Why a Family Portrait Drawing Hits Different for Grandma
There's a specific kind of drawing grandmothers cannot throw away. The family portrait, drawn by a grandchild, is usually a row of lollipop-headed figures with wildly inaccurate proportions and everyone's name spelled phonetically underneath. It is, without question, one of the most emotionally loaded pieces of art in existence.
For a baptism, the timing makes it even more meaningful. The family is gathered, the child is being welcomed into something larger, and Grandma is right there in the middle of it. A drawing that shows her as part of that family picture, even if she's depicted as a purple oval with a bun, carries a weight that a candle or a picture frame simply doesn't.
We've printed a lot of these. The portraits where Grandma is drawn tallest, the ones where she's barely a stick figure off to the side, the ones with the dog included and the baby left out. Every single one is exactly right.

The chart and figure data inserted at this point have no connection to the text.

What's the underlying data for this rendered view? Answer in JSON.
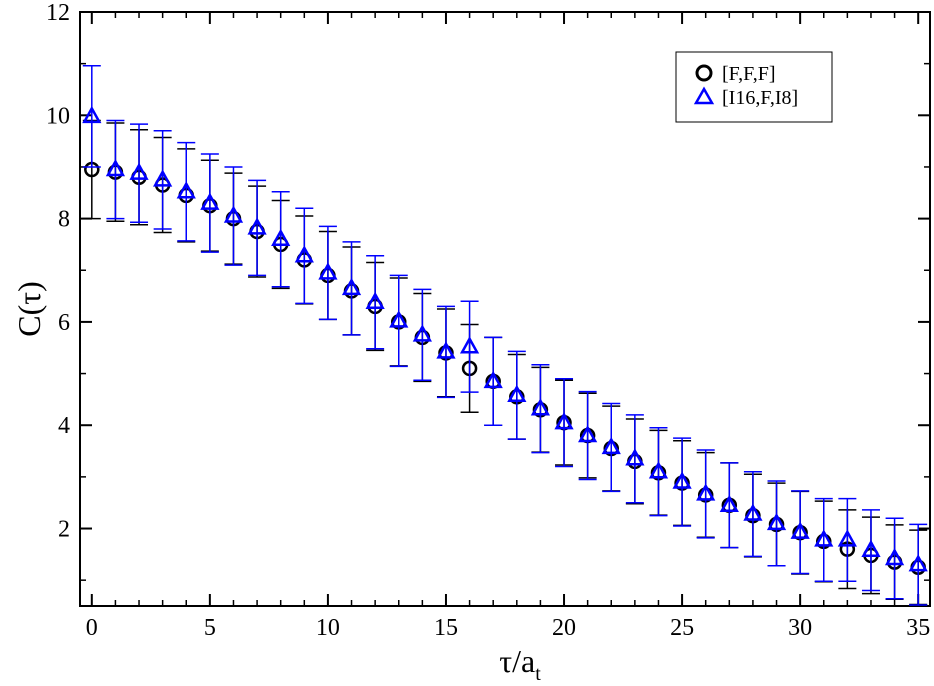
{
  "chart_data": {
    "type": "scatter",
    "x_tick_labels": [
      "0",
      "5",
      "10",
      "15",
      "20",
      "25",
      "30",
      "35"
    ],
    "y_tick_labels": [
      "2",
      "4",
      "6",
      "8",
      "10",
      "12"
    ],
    "x_ticks": [
      0,
      5,
      10,
      15,
      20,
      25,
      30,
      35
    ],
    "y_ticks": [
      2,
      4,
      6,
      8,
      10,
      12
    ],
    "xlim": [
      -0.5,
      35.5
    ],
    "ylim": [
      0.5,
      12
    ],
    "xlabel": {
      "main": "τ/a",
      "sub": "t"
    },
    "ylabel": "C(τ)",
    "grid": false,
    "legend_position": "top-right",
    "series": [
      {
        "name": "[F,F,F]",
        "marker": "circle",
        "color": "#000000",
        "x": [
          0,
          1,
          2,
          3,
          4,
          5,
          6,
          7,
          8,
          9,
          10,
          11,
          12,
          13,
          14,
          15,
          16,
          17,
          18,
          19,
          20,
          21,
          22,
          23,
          24,
          25,
          26,
          27,
          28,
          29,
          30,
          31,
          32,
          33,
          34,
          35
        ],
        "y": [
          8.95,
          8.9,
          8.8,
          8.65,
          8.45,
          8.25,
          8.0,
          7.75,
          7.5,
          7.2,
          6.9,
          6.6,
          6.3,
          6.0,
          5.7,
          5.4,
          5.1,
          4.85,
          4.55,
          4.3,
          4.05,
          3.8,
          3.55,
          3.3,
          3.08,
          2.88,
          2.65,
          2.45,
          2.25,
          2.08,
          1.92,
          1.75,
          1.6,
          1.48,
          1.35,
          1.25
        ],
        "err": [
          0.95,
          0.95,
          0.92,
          0.92,
          0.9,
          0.88,
          0.88,
          0.88,
          0.85,
          0.85,
          0.85,
          0.85,
          0.85,
          0.85,
          0.85,
          0.85,
          0.85,
          0.85,
          0.82,
          0.82,
          0.82,
          0.82,
          0.82,
          0.82,
          0.82,
          0.82,
          0.82,
          0.82,
          0.8,
          0.8,
          0.8,
          0.78,
          0.76,
          0.74,
          0.72,
          0.72
        ]
      },
      {
        "name": "[I16,F,I8]",
        "marker": "triangle",
        "color": "#0000ff",
        "x": [
          0,
          1,
          2,
          3,
          4,
          5,
          6,
          7,
          8,
          9,
          10,
          11,
          12,
          13,
          14,
          15,
          16,
          17,
          18,
          19,
          20,
          21,
          22,
          23,
          24,
          25,
          26,
          27,
          28,
          29,
          30,
          31,
          32,
          33,
          34,
          35
        ],
        "y": [
          9.98,
          8.95,
          8.88,
          8.75,
          8.52,
          8.3,
          8.05,
          7.82,
          7.6,
          7.28,
          6.95,
          6.65,
          6.38,
          6.02,
          5.75,
          5.42,
          5.52,
          4.85,
          4.58,
          4.32,
          4.05,
          3.8,
          3.57,
          3.35,
          3.1,
          2.9,
          2.67,
          2.45,
          2.28,
          2.1,
          1.93,
          1.78,
          1.78,
          1.58,
          1.42,
          1.3
        ],
        "err": [
          0.98,
          0.95,
          0.95,
          0.95,
          0.95,
          0.95,
          0.95,
          0.92,
          0.92,
          0.92,
          0.9,
          0.9,
          0.9,
          0.88,
          0.88,
          0.88,
          0.88,
          0.85,
          0.85,
          0.85,
          0.85,
          0.85,
          0.85,
          0.85,
          0.85,
          0.85,
          0.85,
          0.82,
          0.82,
          0.82,
          0.8,
          0.8,
          0.8,
          0.78,
          0.78,
          0.78
        ]
      }
    ]
  }
}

What Makes This Better Than a Typical Baptism Gift for Grandma
Most baptism gifts are aimed at the child being baptized. Keepsake boxes, engraved jewelry, personalized bibles. Those are all fine, but they don't do much for the grandmother who drove three hours to be there and cried through the whole ceremony.
This gift is for her. It's built around something her grandchild made with their own hands, on whatever paper was available that afternoon. It doesn't require a professional photo, a formal sitting, or anything coordinated. It just requires the drawing.
Once we print it, the acrylic catches light in a way that makes even a crayon scribble look intentional and beautiful. The warm-toned wooden base keeps it feeling like an heirloom rather than a novelty. It's not a trinket. It's something Grandma plugs in by her bed and sees every single night, which means the baptism, the family, and that drawing all stay present in her daily life long after the party is over.
Tips for Getting the Family Portrait Ready to Upload
Family portraits drawn by kids tend to come with a few quirks, and most of them are totally fine. Here's what actually helps.
Flat, even lighting is the biggest factor. If you're photographing the drawing rather than scanning it, take the photo outside in indirect daylight or under a bright ceiling light. Avoid flash, which creates a hot spot in the center and washes out the edges. Hold the camera directly above the drawing, parallel to the paper, not at an angle.
If the drawing is on lined paper, notebook paper, or the back of a school worksheet, go ahead and upload it. We can work with that. Lined paper shows through the print, but it usually reads as part of the charm rather than a flaw. If you'd prefer a cleaner background, most phones have a document-scan mode that will flatten and whiten the paper automatically.
For family portraits specifically, make sure the whole drawing fits in the frame of your photo. It's common to crop off a figure at the edge. If Grandma gets cropped out of her own baptism gift drawing, we will both feel bad about it.